Another example would be if someone is searching for unique maritime-inspired gifts, something that your gift shop sells, you may want to create an ad that reads, “Looking for a unique maritime inspired gift? Think about what your visitor wants to see and is most likely to click on to make sure your ad is successful.
Now we get to a slightly trickier bit. Stay with us, we promise we will make all of this Google Ads jargon as easy to understand as well possibly can!
In order to drive performance, Google requires that all accounts created on or after 22 April 2019 use conversion-based smart bidding for all campaigns, unless using smart campaigns. As we spoke about in the chapter on web analytics – conversion is the act of someone clicking through an ad and being taken to another destination being that your website, Eventbrite link, Facebook page etc… You have “converted” the user into someone who is now engaging with your brand. Smart bidding utilises machine learning to optimise your ads and money for conversions in auctions. This feature is also known as “auction-time bidding”.
Okay, so it’s necessary to use smart bidding, but what benefits does it have? Well, we can outline 4 key benefits of using smart bidding that will get you the most value for your money.
- Advanced machine learning – The powerful algorithms that Google employs are able to make extremely detailed and accurate predictions as to how varying bid amounts on certain keywords will optimise performance.
- Broad range of contextual signals – Signals are clearly identifiable attributes of people that you are hoping to target with your ads. Smart bidding allows you to use an extremely varied range of signals like date/time, location intent, physical location, site behaviour, device and many more.
- Flexible performance controls – YOU set the goals, targets, deadlines. It may seem like the Google machine is taking over with those first two steps, but you still have the flexibility and control to manipulate your campaign as you see fit – although Google will still make suggestions.
- Transparent performance reports – Detailed reports are available during and after your campaign runs so that you are able to see what worked, what didn’t and where there is room for improvement.
This new rule that Google set forth is a good one as it’s another great tool to help organisations that may be new to this process succeed.
Google is very strict about Google Ad Grant accounts being properly maintained and used. If an account isn’t using the money it’s been granted, or ads aren’t performing well and hitting the 5% CTR rate – then Google will shut down the campaign and suspend the account.
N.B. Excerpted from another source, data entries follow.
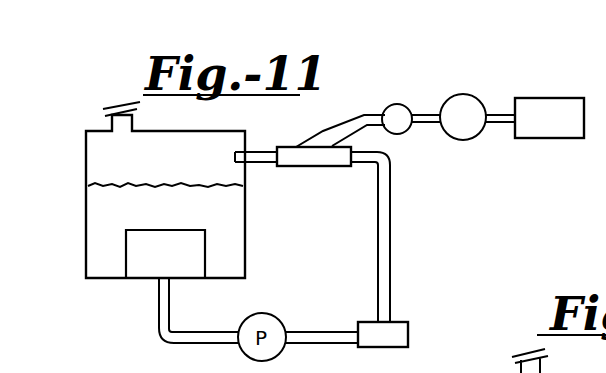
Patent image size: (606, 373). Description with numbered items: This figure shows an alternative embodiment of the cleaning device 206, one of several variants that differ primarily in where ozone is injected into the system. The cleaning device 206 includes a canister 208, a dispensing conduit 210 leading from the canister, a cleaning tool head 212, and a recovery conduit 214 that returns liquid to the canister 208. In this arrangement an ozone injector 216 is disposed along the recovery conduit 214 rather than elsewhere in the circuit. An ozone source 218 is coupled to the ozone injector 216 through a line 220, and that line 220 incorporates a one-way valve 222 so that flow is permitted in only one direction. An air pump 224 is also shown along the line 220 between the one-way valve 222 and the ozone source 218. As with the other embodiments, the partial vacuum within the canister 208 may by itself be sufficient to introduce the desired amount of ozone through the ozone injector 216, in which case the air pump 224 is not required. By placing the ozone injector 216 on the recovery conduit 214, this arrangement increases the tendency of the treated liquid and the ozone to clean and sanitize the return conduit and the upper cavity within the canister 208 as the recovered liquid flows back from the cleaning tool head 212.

The cleaning device 206 is at (95, 118).
The canister 208 is at (86, 240).
The dispensing conduit 210 is at (158, 312).
The cleaning tool head 212 is at (400, 322).
The recovery conduit 214 is at (388, 254).
The ozone injector 216 is at (313, 136).
The ozone source 218 is at (535, 98).
The line 220 is at (494, 113).
The one-way valve 222 is at (382, 105).
The air pump 224 is at (445, 95).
In order to succeed with Google Ad Grants, it’s essential to make Google Ads a regular item on your digital marketing to-do list.
Once you’ve managed to create an account and set up a few campaigns, make a note to check your Google Ads account every two weeks. See what works, what hasn’t, and what could be improved. Do some tweaks every time you check the account and monitor your progress. Google Ads isn’t something that you can “set and forget”. It is a programme that requires maintenance, especially if you are a qualifying non-profit and taking advantage of the Google Ad Grants programme!
One of the benefits to using a service run by a massive conglomerate like Google is that they have excellent customer help and resources available for service users. Take advantage of the help and guidelines that Google offers. They want to see nonprofits succeed with their admirable Google Ad Grants programme. The help and advice that they offer is genuine and should be taken seriously. We highly recommend experimenting, seeing what works for your organisation, and then, we guarantee that the fantastic Google Ad Grants programme will become a regular part of your digital marketing strategy.